Rusya ile Almanya arasındaki Kuzey Akımı doğal gaz boru hatlarında 26 Eylül 2022’de yılında meydana gelen patlamalara ilişkin başlatılan soruşturma sürüyor. Almanya’da Federal Savcılık tarafından yapılan açıklamada, patlamaların planlayıcılarından biri olduğundan şüphelenilen Ukrayna vatandaşı Serhii K.’nin İtalya’da yakalandığı ifade edildi. Gözaltına alınan şüphelinin İtalya’nın Rimili ilindeki Misano Adriatico’daki karakola götürüldüğü, İtalya’dan Almanya’ya iade edileceği ve hakim karşısına çıkarılacağı aktarıldı. Serhii K.’nin patlamalara, anayasaya aykırı sabotajlara ve yapı yıkımlarına neden olmakla suçlandığı belirtildi. Serhii K.’nin ve diğer 5 kişinin, sahte kimlikler ve aracıların yardımıyla bir Alman şirketinden kiraladığı yatla Almanya’nın Rostock limanından yatla saldırının gerçekleştirildiği bölgeye gittiği kaydedildi.

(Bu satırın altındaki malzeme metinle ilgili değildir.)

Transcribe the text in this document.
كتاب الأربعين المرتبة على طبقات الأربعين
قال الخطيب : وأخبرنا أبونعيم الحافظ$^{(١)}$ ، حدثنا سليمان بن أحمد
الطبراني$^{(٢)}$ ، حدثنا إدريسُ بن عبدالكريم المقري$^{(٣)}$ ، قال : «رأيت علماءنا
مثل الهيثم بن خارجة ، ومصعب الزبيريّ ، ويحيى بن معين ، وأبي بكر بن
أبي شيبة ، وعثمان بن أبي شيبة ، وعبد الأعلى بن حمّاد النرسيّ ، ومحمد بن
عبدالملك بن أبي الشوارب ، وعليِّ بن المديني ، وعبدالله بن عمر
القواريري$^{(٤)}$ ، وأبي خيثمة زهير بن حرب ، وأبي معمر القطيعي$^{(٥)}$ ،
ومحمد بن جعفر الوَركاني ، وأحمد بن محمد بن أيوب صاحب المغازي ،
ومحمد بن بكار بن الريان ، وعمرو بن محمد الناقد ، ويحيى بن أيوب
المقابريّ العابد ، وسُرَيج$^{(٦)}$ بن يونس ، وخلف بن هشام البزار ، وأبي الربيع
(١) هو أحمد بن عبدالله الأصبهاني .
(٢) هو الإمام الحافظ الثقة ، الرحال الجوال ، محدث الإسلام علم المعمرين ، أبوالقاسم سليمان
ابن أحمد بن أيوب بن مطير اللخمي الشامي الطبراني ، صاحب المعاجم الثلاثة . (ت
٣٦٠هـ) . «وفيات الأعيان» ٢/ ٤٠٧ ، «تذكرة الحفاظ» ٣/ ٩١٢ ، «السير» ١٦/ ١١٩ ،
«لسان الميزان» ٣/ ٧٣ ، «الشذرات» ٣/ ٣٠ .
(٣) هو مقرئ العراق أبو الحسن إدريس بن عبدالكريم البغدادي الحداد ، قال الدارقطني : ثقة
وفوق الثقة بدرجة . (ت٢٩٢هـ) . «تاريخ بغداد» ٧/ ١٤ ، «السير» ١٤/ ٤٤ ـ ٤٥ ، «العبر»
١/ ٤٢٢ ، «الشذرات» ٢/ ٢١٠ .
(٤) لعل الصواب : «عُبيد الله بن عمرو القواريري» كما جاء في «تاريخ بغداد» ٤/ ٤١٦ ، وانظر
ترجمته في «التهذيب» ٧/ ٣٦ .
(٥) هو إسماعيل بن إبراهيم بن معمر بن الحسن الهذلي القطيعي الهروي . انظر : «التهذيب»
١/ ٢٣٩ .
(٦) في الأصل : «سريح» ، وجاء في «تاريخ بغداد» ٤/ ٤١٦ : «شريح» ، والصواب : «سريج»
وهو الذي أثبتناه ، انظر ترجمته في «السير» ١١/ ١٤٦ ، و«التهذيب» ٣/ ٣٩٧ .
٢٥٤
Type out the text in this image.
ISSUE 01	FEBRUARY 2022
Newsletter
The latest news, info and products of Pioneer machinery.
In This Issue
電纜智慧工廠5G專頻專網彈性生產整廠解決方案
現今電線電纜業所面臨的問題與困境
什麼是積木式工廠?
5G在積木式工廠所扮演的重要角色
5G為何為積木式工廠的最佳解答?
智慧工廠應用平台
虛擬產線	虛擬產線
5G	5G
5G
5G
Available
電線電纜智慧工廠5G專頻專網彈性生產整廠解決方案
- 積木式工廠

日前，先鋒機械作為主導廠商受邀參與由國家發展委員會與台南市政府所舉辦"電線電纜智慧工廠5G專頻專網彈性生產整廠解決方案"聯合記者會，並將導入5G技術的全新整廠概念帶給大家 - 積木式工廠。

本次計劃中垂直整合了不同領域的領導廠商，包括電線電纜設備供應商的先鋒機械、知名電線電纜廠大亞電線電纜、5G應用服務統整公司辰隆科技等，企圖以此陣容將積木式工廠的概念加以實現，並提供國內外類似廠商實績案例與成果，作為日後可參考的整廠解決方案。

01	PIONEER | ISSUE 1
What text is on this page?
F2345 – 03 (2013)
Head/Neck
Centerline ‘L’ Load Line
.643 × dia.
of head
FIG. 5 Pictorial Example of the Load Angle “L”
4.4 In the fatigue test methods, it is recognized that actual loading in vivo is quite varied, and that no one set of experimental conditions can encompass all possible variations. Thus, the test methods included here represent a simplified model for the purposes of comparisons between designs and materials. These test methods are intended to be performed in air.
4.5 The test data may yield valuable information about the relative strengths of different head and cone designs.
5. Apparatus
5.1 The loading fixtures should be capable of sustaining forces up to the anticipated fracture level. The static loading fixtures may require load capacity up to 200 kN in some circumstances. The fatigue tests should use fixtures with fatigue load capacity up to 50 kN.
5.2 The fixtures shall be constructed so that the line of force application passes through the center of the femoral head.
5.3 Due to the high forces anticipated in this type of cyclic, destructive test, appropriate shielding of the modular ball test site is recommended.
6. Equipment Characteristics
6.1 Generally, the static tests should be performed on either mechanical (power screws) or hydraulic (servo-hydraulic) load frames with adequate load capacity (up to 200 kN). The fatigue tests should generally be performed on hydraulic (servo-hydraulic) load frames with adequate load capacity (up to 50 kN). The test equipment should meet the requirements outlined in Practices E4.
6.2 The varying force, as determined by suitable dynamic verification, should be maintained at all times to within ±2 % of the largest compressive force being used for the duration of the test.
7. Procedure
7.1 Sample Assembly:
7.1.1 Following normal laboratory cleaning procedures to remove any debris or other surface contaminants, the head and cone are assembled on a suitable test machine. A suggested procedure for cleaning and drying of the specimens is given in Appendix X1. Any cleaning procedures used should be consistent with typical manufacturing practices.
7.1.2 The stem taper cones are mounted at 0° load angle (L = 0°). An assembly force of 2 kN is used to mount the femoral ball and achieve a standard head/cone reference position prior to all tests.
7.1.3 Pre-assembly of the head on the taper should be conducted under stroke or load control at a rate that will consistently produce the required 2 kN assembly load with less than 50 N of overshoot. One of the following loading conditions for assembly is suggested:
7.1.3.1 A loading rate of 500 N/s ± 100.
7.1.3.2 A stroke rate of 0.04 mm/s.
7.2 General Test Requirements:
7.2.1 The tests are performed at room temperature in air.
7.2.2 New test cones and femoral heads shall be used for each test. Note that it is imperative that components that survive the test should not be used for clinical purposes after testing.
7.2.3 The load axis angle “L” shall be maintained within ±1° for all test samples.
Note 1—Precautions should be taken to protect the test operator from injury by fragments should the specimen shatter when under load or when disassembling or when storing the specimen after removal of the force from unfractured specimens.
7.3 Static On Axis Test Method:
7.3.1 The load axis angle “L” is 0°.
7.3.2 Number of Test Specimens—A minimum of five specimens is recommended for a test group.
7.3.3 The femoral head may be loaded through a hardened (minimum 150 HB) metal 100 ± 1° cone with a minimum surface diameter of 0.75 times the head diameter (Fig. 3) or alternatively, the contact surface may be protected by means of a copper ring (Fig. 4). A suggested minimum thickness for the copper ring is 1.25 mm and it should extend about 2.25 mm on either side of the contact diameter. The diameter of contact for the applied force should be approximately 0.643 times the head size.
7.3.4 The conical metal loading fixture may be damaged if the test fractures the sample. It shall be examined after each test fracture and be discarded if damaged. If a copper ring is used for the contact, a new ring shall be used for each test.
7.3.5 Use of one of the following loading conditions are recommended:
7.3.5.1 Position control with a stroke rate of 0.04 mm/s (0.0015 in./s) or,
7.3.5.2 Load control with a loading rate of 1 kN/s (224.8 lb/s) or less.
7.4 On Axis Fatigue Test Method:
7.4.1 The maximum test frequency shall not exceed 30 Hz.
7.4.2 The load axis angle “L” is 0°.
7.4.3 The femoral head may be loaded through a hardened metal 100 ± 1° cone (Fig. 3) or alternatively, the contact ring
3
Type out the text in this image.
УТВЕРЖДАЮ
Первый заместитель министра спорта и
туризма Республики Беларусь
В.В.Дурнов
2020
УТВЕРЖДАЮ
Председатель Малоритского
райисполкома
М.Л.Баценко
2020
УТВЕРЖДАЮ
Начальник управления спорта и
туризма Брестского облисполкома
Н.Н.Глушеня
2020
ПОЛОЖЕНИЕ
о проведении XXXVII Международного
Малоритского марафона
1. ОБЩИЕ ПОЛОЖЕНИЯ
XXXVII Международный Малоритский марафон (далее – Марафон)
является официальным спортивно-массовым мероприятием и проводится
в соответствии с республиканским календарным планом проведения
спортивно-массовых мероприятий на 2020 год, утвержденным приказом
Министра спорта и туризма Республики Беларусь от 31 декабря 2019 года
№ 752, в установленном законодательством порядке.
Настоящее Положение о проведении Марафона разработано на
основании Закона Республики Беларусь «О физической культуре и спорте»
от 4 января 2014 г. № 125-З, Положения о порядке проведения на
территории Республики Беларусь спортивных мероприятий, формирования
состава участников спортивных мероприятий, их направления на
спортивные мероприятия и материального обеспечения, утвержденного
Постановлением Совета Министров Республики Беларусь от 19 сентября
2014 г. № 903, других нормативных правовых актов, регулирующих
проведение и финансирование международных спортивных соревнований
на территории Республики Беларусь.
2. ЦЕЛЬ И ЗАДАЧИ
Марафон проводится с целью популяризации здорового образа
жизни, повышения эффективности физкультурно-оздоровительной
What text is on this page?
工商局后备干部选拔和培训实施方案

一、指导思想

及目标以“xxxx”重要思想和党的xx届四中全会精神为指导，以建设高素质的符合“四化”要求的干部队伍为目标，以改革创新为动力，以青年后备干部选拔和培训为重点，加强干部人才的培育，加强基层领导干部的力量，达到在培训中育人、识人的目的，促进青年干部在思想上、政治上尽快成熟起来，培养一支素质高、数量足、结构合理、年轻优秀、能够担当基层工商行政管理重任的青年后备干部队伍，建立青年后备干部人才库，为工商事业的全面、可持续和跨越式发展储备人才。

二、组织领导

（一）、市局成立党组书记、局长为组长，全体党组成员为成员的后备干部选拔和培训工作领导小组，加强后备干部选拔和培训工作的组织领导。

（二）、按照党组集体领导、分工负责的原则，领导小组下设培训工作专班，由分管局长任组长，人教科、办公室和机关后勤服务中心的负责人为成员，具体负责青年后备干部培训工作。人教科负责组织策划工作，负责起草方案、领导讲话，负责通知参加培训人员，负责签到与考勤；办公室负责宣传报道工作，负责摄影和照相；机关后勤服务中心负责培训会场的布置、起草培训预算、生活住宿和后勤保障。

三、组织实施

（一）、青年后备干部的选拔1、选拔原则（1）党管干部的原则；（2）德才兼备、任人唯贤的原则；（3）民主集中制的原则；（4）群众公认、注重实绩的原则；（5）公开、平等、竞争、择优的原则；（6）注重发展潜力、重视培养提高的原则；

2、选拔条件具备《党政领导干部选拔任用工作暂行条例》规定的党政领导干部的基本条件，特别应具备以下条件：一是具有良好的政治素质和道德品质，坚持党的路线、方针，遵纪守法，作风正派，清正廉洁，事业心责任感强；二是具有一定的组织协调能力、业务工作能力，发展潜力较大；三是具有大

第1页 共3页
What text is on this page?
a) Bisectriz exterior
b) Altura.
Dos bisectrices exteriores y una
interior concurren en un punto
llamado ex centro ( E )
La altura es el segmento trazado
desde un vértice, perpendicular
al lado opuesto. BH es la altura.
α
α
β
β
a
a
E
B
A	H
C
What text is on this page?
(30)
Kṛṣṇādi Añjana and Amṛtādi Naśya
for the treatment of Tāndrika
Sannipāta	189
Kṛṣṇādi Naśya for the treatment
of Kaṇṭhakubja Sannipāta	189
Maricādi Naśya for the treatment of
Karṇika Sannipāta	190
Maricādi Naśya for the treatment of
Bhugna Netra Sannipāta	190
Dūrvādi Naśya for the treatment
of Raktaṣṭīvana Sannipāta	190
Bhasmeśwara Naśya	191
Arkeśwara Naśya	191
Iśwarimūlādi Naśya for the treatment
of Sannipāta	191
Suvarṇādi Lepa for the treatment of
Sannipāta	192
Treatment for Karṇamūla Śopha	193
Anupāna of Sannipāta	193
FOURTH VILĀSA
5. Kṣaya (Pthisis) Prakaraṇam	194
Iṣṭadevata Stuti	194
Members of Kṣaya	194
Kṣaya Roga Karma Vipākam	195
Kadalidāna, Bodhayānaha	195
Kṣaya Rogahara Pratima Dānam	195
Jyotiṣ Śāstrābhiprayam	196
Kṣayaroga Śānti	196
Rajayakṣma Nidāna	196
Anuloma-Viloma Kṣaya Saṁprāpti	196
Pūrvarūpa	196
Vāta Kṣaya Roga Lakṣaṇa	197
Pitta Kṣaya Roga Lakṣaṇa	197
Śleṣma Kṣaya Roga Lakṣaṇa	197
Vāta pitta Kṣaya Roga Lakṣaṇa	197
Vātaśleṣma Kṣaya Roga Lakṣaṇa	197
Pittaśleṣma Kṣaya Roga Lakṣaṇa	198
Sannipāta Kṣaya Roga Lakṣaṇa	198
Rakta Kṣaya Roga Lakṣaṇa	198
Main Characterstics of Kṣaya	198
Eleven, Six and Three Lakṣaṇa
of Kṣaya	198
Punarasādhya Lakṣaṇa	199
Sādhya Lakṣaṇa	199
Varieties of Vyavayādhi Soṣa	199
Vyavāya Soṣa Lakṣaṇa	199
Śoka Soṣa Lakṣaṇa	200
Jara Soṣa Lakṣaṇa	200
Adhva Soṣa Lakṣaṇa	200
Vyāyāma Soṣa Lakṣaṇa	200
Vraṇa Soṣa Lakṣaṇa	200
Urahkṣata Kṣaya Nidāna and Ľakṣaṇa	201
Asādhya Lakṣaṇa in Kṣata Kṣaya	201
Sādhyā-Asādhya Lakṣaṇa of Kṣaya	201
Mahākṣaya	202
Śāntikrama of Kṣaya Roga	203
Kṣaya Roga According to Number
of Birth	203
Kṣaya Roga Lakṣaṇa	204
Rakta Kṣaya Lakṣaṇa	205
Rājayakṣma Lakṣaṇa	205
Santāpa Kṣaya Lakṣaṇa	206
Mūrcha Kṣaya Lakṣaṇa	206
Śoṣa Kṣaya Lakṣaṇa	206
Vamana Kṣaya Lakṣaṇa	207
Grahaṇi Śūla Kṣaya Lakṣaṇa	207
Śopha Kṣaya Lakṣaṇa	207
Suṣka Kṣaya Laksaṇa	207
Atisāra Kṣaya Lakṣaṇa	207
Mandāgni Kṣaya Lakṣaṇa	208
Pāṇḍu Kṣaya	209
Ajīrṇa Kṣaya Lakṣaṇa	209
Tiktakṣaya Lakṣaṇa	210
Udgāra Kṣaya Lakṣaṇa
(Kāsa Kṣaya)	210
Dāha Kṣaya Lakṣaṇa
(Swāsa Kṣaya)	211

Alman medyası da Kuzey Akım’a yönelik sabotaj gerçekleştirdiği belirtilen grubun boru hatlarına zarar vererek Ukrayna ile savaşan Rusya’nın Avrupa’ya gaz satışlarından kar elde etmesini engellemeyi amaçladığını aktardı.
Ne olmuştu
Kuzey Akım 1 ve Kuzey Akım 2 boru hatlarında 26 Eylül 2022’de patlamalar sonucu 4 noktada gaz sızıntısı meydana gelmişti. Almanya, Danimarka ve İsveç olayla ilgili ayrı ayrı soruşturma başlatmıştı. Rusya, patlamaları ABD’nin düzenlediğini iddia ederken, Washington bu iddiayı reddetmişti. Boru hatları, uzun süredir ABD ve bazı müttefikleri tarafından eleştiri oklarının hedefindeydi. ABD ve müttefikleri, boru hatlarının Rus gazına bağımlılığı artırarak Avrupa’nın enerji güvenliği için risk oluşturduğu konusunda uyarıda bulunmuştu.
2023 yılında Alman medyası, sabotajda Ukrayna yanlısı bir grubun yer aldığını aktarmıştı. Ukrayna yönetimi, boru hatlarına saldırı emri verdiği yönündeki iddialarını reddetmişti. İsveç ve Danimarka’da başlatılan soruşturmalar Şubat 2024’te kapatılırken, Alman savcılar soruşturmayı sürdürüyor.